No entanto, a resistência sofreu um revés estratégico com a Itália, que sinalizou retorno ao apoio ao acordo após negociações que resultaram em concessões financeiras. O governo italiano obteve a antecipação de aproximadamente US$ 48,6 bilhões (cerca de R$ 262,4 bilhões) em subsídios do orçamento europeu, destinados a acalmar produtores rurais preocupados com a competição direta com as commodities do Mercosul.
Votação decisiva e impacto para o Mercosul
A votação final no Conselho Europeu está marcada para sexta-feira (9), e, segundo avaliações internas, os votos contrários liderados pela França podem não ser suficientes para formar uma minoria de bloqueio. Caso o pacto seja aprovado, a assinatura formal poderá ocorrer já na próxima semana, abrindo caminho para um dos maiores acordos de livre comércio do mundo.
Para o Brasil e os demais países do Mercosul, a ratificação do tratado significaria acesso ampliado ao mercado europeu, incluindo setores estratégicos como veículos, máquinas, vinhos e bebidas. No entanto, o protecionismo agrícola e as tensões diplomáticas continuam sendo obstáculos relevantes para a implementação integral do acordo.
Protestos de agricultores franceses
A posição de Macron e a proximidade da votação geraram protestos em Paris nesta quinta-feira (8). Centenas de agricultores chegaram à capital francesa em tratores, reivindicando a suspensão do acordo e denunciando concorrência desleal com produtos sul-americanos.
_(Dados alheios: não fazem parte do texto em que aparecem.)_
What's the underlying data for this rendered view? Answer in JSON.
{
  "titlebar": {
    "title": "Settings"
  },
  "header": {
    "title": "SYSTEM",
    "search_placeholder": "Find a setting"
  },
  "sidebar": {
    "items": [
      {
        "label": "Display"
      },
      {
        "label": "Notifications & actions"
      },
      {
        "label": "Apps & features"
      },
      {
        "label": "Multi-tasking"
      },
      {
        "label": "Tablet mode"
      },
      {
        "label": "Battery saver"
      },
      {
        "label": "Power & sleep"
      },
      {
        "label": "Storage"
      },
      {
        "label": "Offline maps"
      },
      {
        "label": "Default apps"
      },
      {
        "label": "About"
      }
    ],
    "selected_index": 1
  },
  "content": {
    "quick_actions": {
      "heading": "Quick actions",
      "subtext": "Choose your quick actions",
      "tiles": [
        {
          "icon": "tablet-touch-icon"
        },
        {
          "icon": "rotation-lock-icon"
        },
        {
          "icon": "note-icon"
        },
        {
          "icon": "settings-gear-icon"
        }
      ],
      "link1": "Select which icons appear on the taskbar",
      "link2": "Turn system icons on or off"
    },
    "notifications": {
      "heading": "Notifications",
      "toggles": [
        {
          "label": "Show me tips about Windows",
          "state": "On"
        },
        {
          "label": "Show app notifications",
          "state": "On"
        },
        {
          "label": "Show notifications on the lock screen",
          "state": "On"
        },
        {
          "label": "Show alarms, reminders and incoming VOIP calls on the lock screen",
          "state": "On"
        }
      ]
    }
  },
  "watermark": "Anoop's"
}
Alguns veículos pararam em pontos simbólicos, como a Torre Eiffel e o Arco do Triunfo, carregando mensagens contrárias ao pacto comercial.
Ludovic Ducloux, líder de uma das seções do sindicato Confederação Rural, declarou: “Dissemos que viríamos a Paris – e aqui estamos”. Já Damien Cornier, agricultor da região de Eure, ressaltou que os manifestantes buscam apenas preservar suas condições de trabalho e garantir a sobrevivência econômica do setor: “Só queremos trabalhar e ganhar a vida com a nossa profissão”.
Desafios e oportunidades do acordo
O tratado UE-Mercosul tem potencial para criar uma das maiores áreas de livre comércio global, promovendo intercâmbio comercial estratégico entre Europa e América Latina. Para a União Europeia, o acordo é uma oportunidade de exportar produtos manufaturados e industrializados, enquanto o Mercosul vislumbra expansão de suas commodities e fortalecimento econômico.
No entanto, os desafios permanecem significativos. A resistência de agricultores europeus, preocupados com preços mais baixos de produtos sul-americanos, e a necessidade de alinhamento ambiental e regulatório entre os blocos podem influenciar a implementação efetiva do tratado. A condução política de Macron e de outros líderes europeus será determinante para conciliar interesses econômicos e sociais.
A decisão de Macron rejeita acordo UE-Mercosul evidencia a complexidade das negociações comerciais internacionais e a importância de fatores políticos internos na aprovação de tratados. Enquanto a França lidera a resistência, outros países tentam equilibrar interesses econômicos e proteção de setores estratégicos. A assinatura definitiva do acordo dependerá da votação do Conselho Europeu e do alinhamento dos Estados-membros, incluindo concessões financeiras e ajustes regulatórios que possam acalmar produtores e minimizar impactos sociais.
O desfecho desse processo terá repercussão global, afetando relações comerciais, investimentos e a dinâmica política dentro da União Europeia e do Mercosul, confirmando que tratados internacionais vão muito além da economia e exigem habilidade diplomática e negociação estratégica.